Sydney Halter
- Born:: April 18, 1905 Winnipeg, Manitoba, Canada
- Died:: October 24, 1990 (aged 85) Winnipeg, Manitoba, Canada

Career information
- Position(s): Commissioner of the CFL
- College: University of Manitoba

Career history

As administrator
- 1958–1966: CFL

Career stats
- Canadian Football Hall of Fame, 1966;

= Sydney Halter =

Canadian sports executive (1905–1990)

Gerald Sydney Halter, (April 18, 1905 - October 24, 1990) was a Canadian sports executive and lawyer.

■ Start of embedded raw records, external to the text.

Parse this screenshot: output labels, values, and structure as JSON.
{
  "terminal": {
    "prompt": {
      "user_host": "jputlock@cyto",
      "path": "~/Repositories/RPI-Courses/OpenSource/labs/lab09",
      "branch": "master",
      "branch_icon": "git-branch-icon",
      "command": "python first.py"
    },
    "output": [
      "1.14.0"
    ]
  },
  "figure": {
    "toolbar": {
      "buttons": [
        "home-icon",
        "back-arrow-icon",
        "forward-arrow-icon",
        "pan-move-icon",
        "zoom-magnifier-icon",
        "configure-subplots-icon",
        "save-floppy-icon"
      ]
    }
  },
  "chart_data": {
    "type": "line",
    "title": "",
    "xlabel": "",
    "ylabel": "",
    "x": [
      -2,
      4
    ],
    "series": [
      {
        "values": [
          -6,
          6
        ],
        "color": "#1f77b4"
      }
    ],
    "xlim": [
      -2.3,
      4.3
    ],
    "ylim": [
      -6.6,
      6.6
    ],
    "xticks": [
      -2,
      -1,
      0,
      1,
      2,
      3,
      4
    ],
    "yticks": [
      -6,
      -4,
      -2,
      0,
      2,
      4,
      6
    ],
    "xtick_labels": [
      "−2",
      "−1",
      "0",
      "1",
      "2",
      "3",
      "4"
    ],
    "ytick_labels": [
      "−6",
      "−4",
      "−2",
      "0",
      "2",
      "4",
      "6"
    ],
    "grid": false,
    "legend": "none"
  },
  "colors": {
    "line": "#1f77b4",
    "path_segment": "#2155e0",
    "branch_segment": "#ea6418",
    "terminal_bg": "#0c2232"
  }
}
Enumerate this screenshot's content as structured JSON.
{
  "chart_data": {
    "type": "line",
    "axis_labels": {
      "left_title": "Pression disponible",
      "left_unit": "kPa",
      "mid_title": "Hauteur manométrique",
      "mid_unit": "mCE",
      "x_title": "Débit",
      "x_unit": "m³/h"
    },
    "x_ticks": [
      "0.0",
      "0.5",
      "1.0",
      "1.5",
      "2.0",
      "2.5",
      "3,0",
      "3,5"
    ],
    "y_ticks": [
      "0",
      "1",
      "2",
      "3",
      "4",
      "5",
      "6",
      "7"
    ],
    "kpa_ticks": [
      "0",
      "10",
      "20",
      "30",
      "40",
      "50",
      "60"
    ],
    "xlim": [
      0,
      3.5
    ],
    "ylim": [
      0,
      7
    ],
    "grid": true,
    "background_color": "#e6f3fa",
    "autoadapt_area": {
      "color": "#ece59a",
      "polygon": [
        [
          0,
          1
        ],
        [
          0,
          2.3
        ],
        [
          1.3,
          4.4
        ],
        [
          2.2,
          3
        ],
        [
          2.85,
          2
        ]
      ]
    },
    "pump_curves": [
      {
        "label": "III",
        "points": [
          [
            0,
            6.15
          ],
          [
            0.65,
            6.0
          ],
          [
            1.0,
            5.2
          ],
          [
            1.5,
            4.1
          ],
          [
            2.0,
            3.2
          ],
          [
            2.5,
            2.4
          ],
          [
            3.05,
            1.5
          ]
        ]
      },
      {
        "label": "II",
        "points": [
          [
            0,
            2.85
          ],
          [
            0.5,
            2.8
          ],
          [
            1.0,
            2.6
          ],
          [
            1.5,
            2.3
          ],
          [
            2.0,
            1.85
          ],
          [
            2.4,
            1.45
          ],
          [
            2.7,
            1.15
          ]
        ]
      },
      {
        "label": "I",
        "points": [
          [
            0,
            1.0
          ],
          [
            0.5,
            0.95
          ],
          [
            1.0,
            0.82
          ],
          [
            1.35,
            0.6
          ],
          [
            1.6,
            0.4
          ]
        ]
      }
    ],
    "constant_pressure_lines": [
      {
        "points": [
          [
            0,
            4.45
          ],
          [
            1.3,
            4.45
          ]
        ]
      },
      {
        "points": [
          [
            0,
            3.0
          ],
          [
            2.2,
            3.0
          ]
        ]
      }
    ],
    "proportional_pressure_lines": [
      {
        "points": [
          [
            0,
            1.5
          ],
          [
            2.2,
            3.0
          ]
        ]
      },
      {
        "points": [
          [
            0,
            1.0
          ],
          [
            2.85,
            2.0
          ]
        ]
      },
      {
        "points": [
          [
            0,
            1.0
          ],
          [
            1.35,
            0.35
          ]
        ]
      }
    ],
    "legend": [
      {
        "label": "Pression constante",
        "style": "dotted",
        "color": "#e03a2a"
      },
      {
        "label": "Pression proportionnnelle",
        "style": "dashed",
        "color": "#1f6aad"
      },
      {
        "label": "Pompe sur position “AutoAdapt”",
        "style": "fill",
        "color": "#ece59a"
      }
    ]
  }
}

He served as the first commissioner of the Canadian Football League from 1958 to 1966, and was president of the Amateur Athletic Union of Canada from 1938 to 1946.

==Biography==
Born in Winnipeg, Manitoba, he received a Bachelor of Arts degree in 1924 and a Bachelor of Law degree in 1927 from the University of Manitoba. He helped organize the Winnipeg Football Club, now the Winnipeg Blue Bombers, in 1934. He was president of the Amateur Athletic Union of Canada from 1938 to 1946, succeeding Jack Hamilton.

In 1956, Halter became commissioner of the Canadian Football Council (CFC), an umbrella organization of the two most powerful Canadian football unions, the eastern Interprovincial Rugby Football Union and the Western Interprovincial Football Union. The CFC withdrew from the Canadian Rugby Union in 1958 and formed its own league, the Canadian Football League (CFL). Halter became the CFL's first commissioner, a post he held until 1966. From 1966 to 1971, he was vice-chairman of the Manitoba Horse Racing Commission, and was chairman from 1972 to 1982.

==Honours==
In 1977, he was made an Officer of the Order of Canada. In 1963, he was inducted into the Canadian Olympic Hall of Fame. In 1966, he was inducted into the Canadian Football Hall of Fame. In 1975, he was inducted into Canada's Sports Hall of Fame. In 1982, he was inducted into the Manitoba Sports Hall of Fame. In 1988, he was inducted into the Canadian Horse Racing Hall of Fame. In 2006, he was inducted into the International Jewish Sports Hall of Fame.